If your air conditioner won’t turn on, there are many common causes. Check for the float safety switch, clogged condensate line, or tripped breaker. If none of these fixes the problem, you’ll need to hire a technician to fix the unit. Here are four common causes of an ac that won’t turn on.

Float safety switch

If your air conditioner isn’t turning on, it’s likely that the float safety switch has malfunctioned. Luckily, the float safety switch can be easily fixed by a professional, which means you won’t have to spend thousands of dollars on expensive repairs. A malfunctioning float safety switch can prevent your AC from turning on, causing water damage throughout your house. Water damage can be harmful and can lead to mold growth, which can spread throughout the home.

Float safety switches are designed to prevent catastrophic damage to your AC unit. If you have a clogged drain line or a leaky drain pan, the float safety switch will shut down the compressor and prevent water damage. A float safety switch is a simple and inexpensive part of any AC unit and is worth the money if you want to avoid costly water damage.
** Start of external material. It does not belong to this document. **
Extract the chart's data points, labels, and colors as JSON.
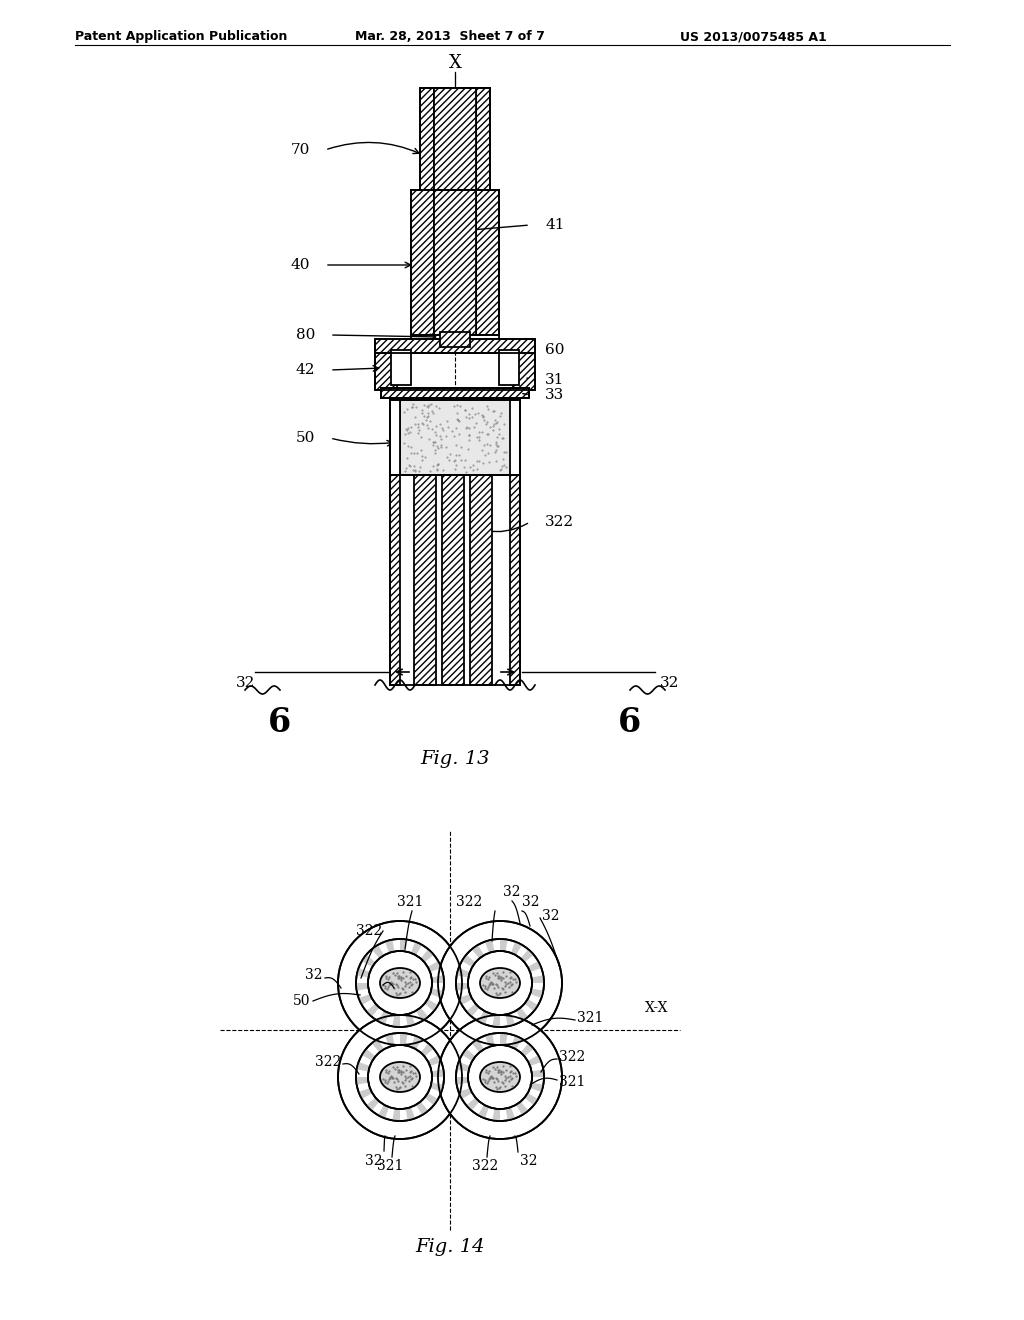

Float safety switches are also a great way to save money and energy. Air conditioning repair houston is ideal for turning on your AC.

Leaking refrigerant

Leaking refrigerant in your AC unit can be dangerous, especially in the summer months . You need to know what to look for to prevent further damage. If you notice a pool of water on the floor, check the line set that connects the condenser to the evaporator coil. The refrigerant lines are connected by a copper line set, which can become corroded if someone accidentally pierces them.

You can either replace the refrigerant or seal the leak. Recharging your air conditioning system is more expensive than repairing a leak. It will also require several charges throughout the cooling season, and the risk of leakage is higher. A qualified HVAC technician can diagnose a leak with state-of-the-art leak detection equipment. They can repair small holes and regain your AC’s cooling power quickly.

Clogged condensate line

When your AC doesn’t drain water, it might be a symptom of a plugged condensate line. Dirt and debris can get into the drain pan below the evaporator coil or along the condensate drain pipe, which extends to a floor drain near the unit and the exterior of the home. Unclogging a plugged drain line is easy enough to do yourself, without the need for professional help. To clean the drain line, first turn off the power to the air handler or furnace. Next, look for the evaporator coil on the side of the air handler or furnace.

If there’s no debris in the drain line, the problem may be higher up in the line. A wire brush is often helpful in clearing a clog. If no debris is visible, the clog may be further up in the line. Once the drain line is clear, you can clean it with a wet/dry vacuum. Make sure to turn off the power before you start cleaning the condensate line.

Tripped breaker

There are many possible causes of a tripped breaker when your AC does not turn on. Some of these are obvious, like human error, while others may be more complex. The first step is to find the breaker marked “A/C” on the circuit panel. The breaker will have been in the “off” position for a while. Try flipping the switch back on.

If your AC does not turn on, don’t bother yourself toomuch. Leave the headache to us and we’ll do the needful.